Treasure Chests



"What do you treasure?" That challenging question leaps at you from the first page of a new initiative by the Cumbrian Museum Consortium (CMS). Much of their effort over the years has been to gather and conserve artefacts, and then display a selection. Anyone who visited Tullie House recently to circle round inches away from the wonderful Crosby Garrett Roman helmet knows that role of a museum.
But how do you treasure a sport like Cumberland and Wesrtmorland wrestling with its fleeting nature and long history. This year at soggy Torver, when the organisers arrived, they found a grassy knowe with a labelled peg saying "Cumberland and Westmorland Wrestling". Sawdust, poured from a sack, created the ring's dimensions; a speakers system allowed the commentator to summon wrestlers and spectators; a portable table and chairs became the administrative hub; the judges were called into the ring and skilful wrestling began in a circle of animated spectators, with the Coniston Fells in the background. Three hours later all that remained was a muddy pattern in the tramped grass.
For many years I have said that if our wrestling were a building, it would be listed and have a preservation order on it. Instead, our sport is part of a continuous local heritage which exists mainly in people's minds. On the CMS web site this element is equally valued: "A treasure could be anything that is meaningful to you. It might be a place, a story, a song or a recipe. It might be a personal memory or something of national or international significance." The latest "treasures" added to the list include rum butter, places like Derwentwater and Wasdale, haaf net fishing on the Solway.
Twice, since I began writing these columns, I have had a Tutankhamun moment when wrestling treasures were revealed. Once, in 1978 the widow of my predecessor, Bob Horsley, asked me to take away all his wrestling material, and I turned up with my estate car to a semi-detached house in Penrith. After polite chat and a cup of tea, Mrs Horsley opened the cupboards which filled the recess beside the chimney breast, and there, from top to bottom, was the detritus of a lifetime's interest in wrestling: books, photographs, framed pictures, scrapbooks full of articles and results, a stack of reporters' note books full of what looked like Arabic writing, and boxes of brown envelopes each full of details about people and topics he had researched. It was strange to find dossiers on myself and the Robsons of Longlea.

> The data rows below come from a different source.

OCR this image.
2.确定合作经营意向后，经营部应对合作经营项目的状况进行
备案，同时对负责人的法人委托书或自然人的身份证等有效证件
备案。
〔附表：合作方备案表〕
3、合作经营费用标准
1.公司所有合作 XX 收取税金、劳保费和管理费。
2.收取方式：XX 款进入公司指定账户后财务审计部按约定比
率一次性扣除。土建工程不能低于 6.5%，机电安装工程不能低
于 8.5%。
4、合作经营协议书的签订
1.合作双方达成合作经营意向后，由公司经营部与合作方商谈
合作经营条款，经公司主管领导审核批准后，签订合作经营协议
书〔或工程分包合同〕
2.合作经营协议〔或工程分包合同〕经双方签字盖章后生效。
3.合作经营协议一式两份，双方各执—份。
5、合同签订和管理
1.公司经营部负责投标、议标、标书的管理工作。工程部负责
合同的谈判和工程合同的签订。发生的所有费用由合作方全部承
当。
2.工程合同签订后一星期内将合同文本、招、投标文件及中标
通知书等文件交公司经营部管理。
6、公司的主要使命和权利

Photo circa 1900 of  George Steadman and trophies

The other treasure trove moment was in a grander place, up a wide staircase into the billiard room at Levens Hall, where George Steadman's trophies were laid out on the baize. I was there with Alf Harrington, the Association Secretary, to take possession of the trophies for the Wrestling Association. Here was the biggest collection of belts and silverware accumulated by one man. As with the Horsley collection, the Steadman trophies were transferred to the Cumbria Archives at Carlisle and are available to the public on request.
Another hidden gem which focuses the ephemera of a period is the Jackson Collection in the local collection at the Lanes library, Carlisle. When I researched for my book of documentary history of our wrestling, the three or four large cardboard boxes contained a wealth of information and artefacts. The daguerreotype pictures of wrestlers in the 1850s were exciting, but especially I found pleasure in finding myself with same interests and sense of humour, but a hundred years older.